Folha de S. Paulo


Editorial: Separação imprevisível

Segundo pesquisas de opinião, é imprevisível o resultado do plebiscito que decidirá se a Escócia deve ou não se separar do Reino Unido.

Há um mês, dava-se como certa a vitória dos unionistas. Mas a vantagem do "não" sobre o "sim" à independência, que beirou os 20 pontos percentuais, dissolveu-se. Levantamentos recentes apontam empate técnico entre as opções.

Ninguém contava com isso. Em 2012, quando David Cameron, primeiro-ministro britânico, decidiu atender a demanda do Partido Nacional Escocês e realizar a consulta, um possível êxito separatista nem era levado em consideração. Tratava-se apenas de dar uma satisfação a um grupo político.

Cameron imaginava que a medida não teria riscos e traria um benefício claro: a extinção de movimentos em prol de uma Escócia autônoma –utopia presente no imaginário do país desde que a união foi sacramentada, 307 anos atrás.

Talvez esse objetivo até venha a ser atingido, mas a um preço alto.
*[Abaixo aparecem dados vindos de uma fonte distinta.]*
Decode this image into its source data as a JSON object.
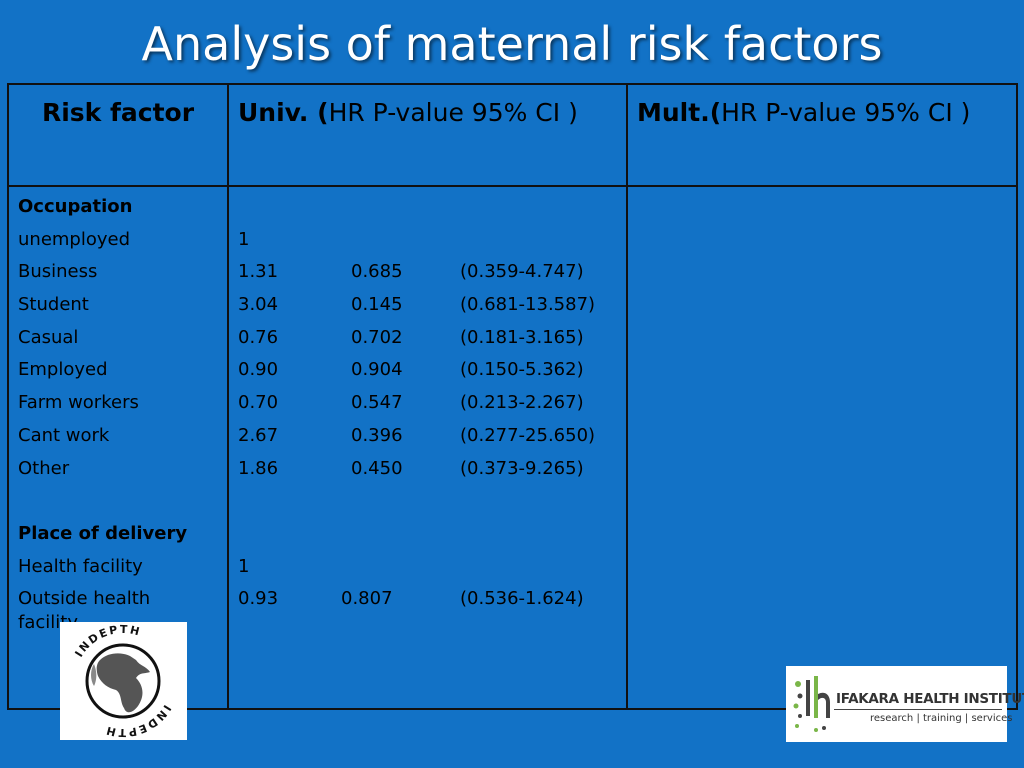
{
  "title": "Analysis of maternal risk factors",
  "header": {
    "col1": "Risk factor",
    "col2_bold": "Univ. (",
    "col2_rest": "HR P-value 95% CI )",
    "col3_bold": "Mult.(",
    "col3_rest": "HR P-value 95% CI )"
  },
  "sections": {
    "occupation": {
      "label": "Occupation",
      "rows": [
        {
          "factor": "unemployed",
          "hr": "1",
          "p": "",
          "ci": ""
        },
        {
          "factor": "Business",
          "hr": "1.31",
          "p": "0.685",
          "ci": "(0.359-4.747)"
        },
        {
          "factor": "Student",
          "hr": "3.04",
          "p": "0.145",
          "ci": "(0.681-13.587)"
        },
        {
          "factor": "Casual",
          "hr": "0.76",
          "p": "0.702",
          "ci": "(0.181-3.165)"
        },
        {
          "factor": "Employed",
          "hr": "0.90",
          "p": "0.904",
          "ci": "(0.150-5.362)"
        },
        {
          "factor": "Farm workers",
          "hr": "0.70",
          "p": "0.547",
          "ci": "(0.213-2.267)"
        },
        {
          "factor": "Cant work",
          "hr": "2.67",
          "p": "0.396",
          "ci": "(0.277-25.650)"
        },
        {
          "factor": "Other",
          "hr": "1.86",
          "p": "0.450",
          "ci": "(0.373-9.265)"
        }
      ]
    },
    "delivery": {
      "label": "Place of delivery",
      "rows": [
        {
          "factor": "Health facility",
          "hr": "1",
          "p": "",
          "ci": ""
        },
        {
          "factor": "Outside health facility",
          "hr": "0.93",
          "p": "0.807",
          "ci": "(0.536-1.624)"
        }
      ]
    }
  },
  "logos": {
    "indepth": "INDEPTH",
    "ihi_name": "IFAKARA HEALTH INSTITUTE",
    "ihi_tagline": "research | training | services"
  },
  "colors": {
    "background": "#1272c6",
    "title": "#ffffff"
  }
}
No intuito de desestimular a secessão, o premiê prometeu ampliar os poderes do Parlamento escocês.

O anúncio pode encontrar ouvidos sensíveis entre os nacionalistas, que reclamam dos estreitos limites desse Legislativo, recriado em 1998. Hoje, de fato, o órgão só determina o destino de 7% do que seus cidadãos pagam em impostos.

Para o Reino Unido, é melhor perder os anéis e preservar os dedos. Num eventual divórcio, a Escócia levará um terço do território, 5,3 milhões de pessoas (8% da população) e quase 10% do PIB. Sobretudo, estão em águas escocesas 90% das reservas petrolíferas, estimadas de 16 bilhões a 24 bilhões de barris (o maior campo do pré-sal brasileiro tem 6,5 bilhões).

Também estão em jogo questões menos mensuráveis, embora muito relevantes. A imagem do Reino Unido como potência global sairá ainda mais afetada em caso de separação. O equilíbrio europeu depende da existência de forças que se anulem, e vácuos de poder decerto serão ocupados.

Razões não faltam para o restante do reino se empenhar em conter o impulso nacionalista. Inclusive seria melhor, pelas implicações da decisão, que todos votassem.

Essa, aliás, deveria ser a norma diante de movimentos separatistas, cabendo à população inteira a palavra final –do contrário, a unidade de qualquer país estaria sob constante risco de fragmentação. Exceções à regra sempre poderão ser apontadas em situações de flagrante opressão ou anexação recente e artificial, por exemplo.

Não era o caso da Escócia; mas, tendo aceitado o eleitorado restrito, agora o Reino Unido inteiro espera a escolha dos escoceses.